USTA Women's BRG hosts virtual career panel on National Girls and Women in Sports Day
In a fitting celebration for National Girls and Women in Sports Day on Wednesday, nearly 100 women took part in a virtual roundtable entitled “Discovering Careers in Tennis,” sponsored by the USTA Women's Business Resource Group.
Four distinguished panelists, representing unique areas of the sport at all levels, came together to share their insights with current and aspiring female professionals: Jessica Battaglia, MS, ATC, Senior Manager of Operations, Programming and Events for USTA Player Development; Traci Green, in her 14th season as the Sheila Kelly Palandjian Endowed Head Coach of the Harvard University women's tennis team; Lori Giuggio, Director of Tennis at the Marietta Country Club in Georgia; and Kathy Rinaldi (pictured), the USTA’s head of women’s tennis and Team USA’s Billie Jean King Cup captain.
Moderated by the USTA’s Tracy Davies, Managing Director of Recreational Competition, the panelists held court for an hour where they looked back on how they got their start in tennis, including their best memories, mentors and advice received, and looked forward to the future, examining the place at the table that exists for women in the industry.
While Giuggio, Green and Rinaldi all possess decorated tennis résumés as players — from NCAA championships and All-American honors for Giuggio and Green, to a 17-year WTA career for Rinaldi — Battaglia grew up playing softball in her youth.
Nonetheless, she shared with attendees how she’s managed to make tennis her own after receiving degrees from the University of Florida and Barry University, getting her start at the combined ATP and WTA 1000 event in Miami in 2005. She credits that outside perspective with advancing her career and helping her to execute the USTA’s mission.
“In Player Development, we refer to individuals having tennis DNA, and when I first started with the USTA, I definitely didn’t have any tennis DNA,” she said with a laugh, “but I surrounded myself with people who were so accomplished. I think the biggest challenges for me were the learning curve… and earning that respect as an outsider with limited knowledge of tennis at the time.
“On the flip side of that, my outside perspective gave me the opportunity to challenge my colleagues which led to some innovation in every way. Asking the question ‘Why?’ a lot — not wanting to serve as a disruptor, but I gave everybody a reason to think about the purposes and mechanics… and the ways in which we delivered our programming.”
Despite different origins, the group agreed that being introduced to sports and athletics at a young age helped shape their worldview, and highlighted the importance of using their personal and organizational platforms to elevate and support the next generation of diverse women leaders from all walks of life.
“When I’m looking at women’s professional tennis and American women’s tennis, from Serena and Venus… to the young ones coming up, I think they inspire each other, and they really do get along and like each other,” Rinaldi said.
“As a coach, players don’t always go the professional route, but I love discussing with them the different routes in the tennis industry. It’s always great to pay it forward.”

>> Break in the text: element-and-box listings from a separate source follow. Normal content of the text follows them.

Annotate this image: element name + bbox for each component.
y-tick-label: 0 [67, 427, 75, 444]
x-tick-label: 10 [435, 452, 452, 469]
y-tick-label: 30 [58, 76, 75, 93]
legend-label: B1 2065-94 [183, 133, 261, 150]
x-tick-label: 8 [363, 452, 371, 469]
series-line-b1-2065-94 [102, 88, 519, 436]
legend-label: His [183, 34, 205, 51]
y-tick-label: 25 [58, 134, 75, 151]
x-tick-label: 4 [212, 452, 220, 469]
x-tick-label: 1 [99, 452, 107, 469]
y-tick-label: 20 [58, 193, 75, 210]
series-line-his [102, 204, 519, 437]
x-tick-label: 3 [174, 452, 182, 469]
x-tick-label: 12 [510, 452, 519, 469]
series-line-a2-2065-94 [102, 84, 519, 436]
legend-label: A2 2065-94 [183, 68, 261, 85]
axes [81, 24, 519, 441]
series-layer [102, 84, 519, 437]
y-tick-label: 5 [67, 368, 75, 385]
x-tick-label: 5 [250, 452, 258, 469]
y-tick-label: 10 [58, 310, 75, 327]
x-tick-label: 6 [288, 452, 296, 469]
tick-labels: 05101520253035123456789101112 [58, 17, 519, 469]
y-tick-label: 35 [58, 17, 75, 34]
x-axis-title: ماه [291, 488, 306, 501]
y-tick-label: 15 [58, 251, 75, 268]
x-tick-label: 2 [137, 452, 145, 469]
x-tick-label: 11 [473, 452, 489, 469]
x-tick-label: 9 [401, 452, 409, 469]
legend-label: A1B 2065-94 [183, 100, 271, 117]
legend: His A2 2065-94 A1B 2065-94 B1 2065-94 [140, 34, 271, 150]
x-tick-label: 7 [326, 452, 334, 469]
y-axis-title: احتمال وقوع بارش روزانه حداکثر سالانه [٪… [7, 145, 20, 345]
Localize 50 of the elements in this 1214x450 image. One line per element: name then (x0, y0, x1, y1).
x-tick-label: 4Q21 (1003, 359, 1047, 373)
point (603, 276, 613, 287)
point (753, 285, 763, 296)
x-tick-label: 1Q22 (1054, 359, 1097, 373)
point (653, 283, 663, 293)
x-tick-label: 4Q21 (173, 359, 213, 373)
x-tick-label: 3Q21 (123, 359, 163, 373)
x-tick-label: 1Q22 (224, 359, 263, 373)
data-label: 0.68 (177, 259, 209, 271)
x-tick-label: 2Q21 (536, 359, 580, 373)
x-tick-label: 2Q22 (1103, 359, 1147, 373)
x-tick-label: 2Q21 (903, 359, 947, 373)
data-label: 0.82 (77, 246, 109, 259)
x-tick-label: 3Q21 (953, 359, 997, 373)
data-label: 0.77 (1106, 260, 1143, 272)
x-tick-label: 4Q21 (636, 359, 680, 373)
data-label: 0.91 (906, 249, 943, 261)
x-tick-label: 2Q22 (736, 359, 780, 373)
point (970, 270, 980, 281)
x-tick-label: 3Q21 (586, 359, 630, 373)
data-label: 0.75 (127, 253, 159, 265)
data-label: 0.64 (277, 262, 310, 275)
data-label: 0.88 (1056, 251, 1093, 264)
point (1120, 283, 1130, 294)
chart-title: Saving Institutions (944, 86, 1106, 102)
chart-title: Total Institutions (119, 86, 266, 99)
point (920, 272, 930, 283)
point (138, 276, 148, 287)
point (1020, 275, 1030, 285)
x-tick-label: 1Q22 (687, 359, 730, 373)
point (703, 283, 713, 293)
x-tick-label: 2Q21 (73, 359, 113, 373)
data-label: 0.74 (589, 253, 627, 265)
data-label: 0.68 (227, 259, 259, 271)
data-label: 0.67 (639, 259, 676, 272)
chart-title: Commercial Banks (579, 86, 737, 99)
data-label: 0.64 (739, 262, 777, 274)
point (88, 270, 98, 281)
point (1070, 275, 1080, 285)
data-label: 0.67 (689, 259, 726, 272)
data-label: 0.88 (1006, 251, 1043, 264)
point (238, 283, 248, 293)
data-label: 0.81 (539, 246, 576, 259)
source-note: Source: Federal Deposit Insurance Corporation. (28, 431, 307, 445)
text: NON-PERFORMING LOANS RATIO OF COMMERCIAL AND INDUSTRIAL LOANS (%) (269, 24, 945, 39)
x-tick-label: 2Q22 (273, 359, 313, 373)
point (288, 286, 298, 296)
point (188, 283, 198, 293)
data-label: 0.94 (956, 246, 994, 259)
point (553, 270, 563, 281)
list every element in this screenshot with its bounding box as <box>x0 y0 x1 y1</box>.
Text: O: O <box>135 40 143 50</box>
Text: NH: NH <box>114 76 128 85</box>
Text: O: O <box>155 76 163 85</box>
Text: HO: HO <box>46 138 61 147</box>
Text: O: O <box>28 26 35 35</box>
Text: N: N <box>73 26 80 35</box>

Green added: “To share those stories to the younger generation… if we can take that information and help women become more visible, that’s huge,” while Giuggio agreed, lauding many mentors, both men and women, for helping her achieve a lifelong dream.
“I knew right when I started teaching tennis… that I wanted to run a club one day,” she said. “It took a lot of hard work, long hours on the tennis court and building relationships. Honesty and trust is very important. Here in Atlanta, there are not a lot of female tennis directors. To be in the position that I am at the club that I am, I am very blessed.”
In closing, all four panelists shared the sentiment that while they'd seen much progress for the better in regards to inclusion and equity in tennis over the years, there is still much more to strive for.
“When I first started with the USTA about 13 years ago, I was one of very few [female coaches]. I would go to events and their weren’t any women, but it has grown so much,” Rinaldi said. “At whatever level, whether it’s at the professional level, club level or collegiate level, it’s just so powerful to impact these young lives in a meaningful way.
“Do we have a long way to go? Yes we do, but we are definitely closing the gap and I’m happy to be a very small part of it with all the amazing women out there who are doing great work.”
National Girls and Women in Sports Day is an annual day of observance held during the first week of February to acknowledge the accomplishments of female athletes, recognize the influence of sports participation for women and girls, and honor the progress and continuing fight for equality for women in sports.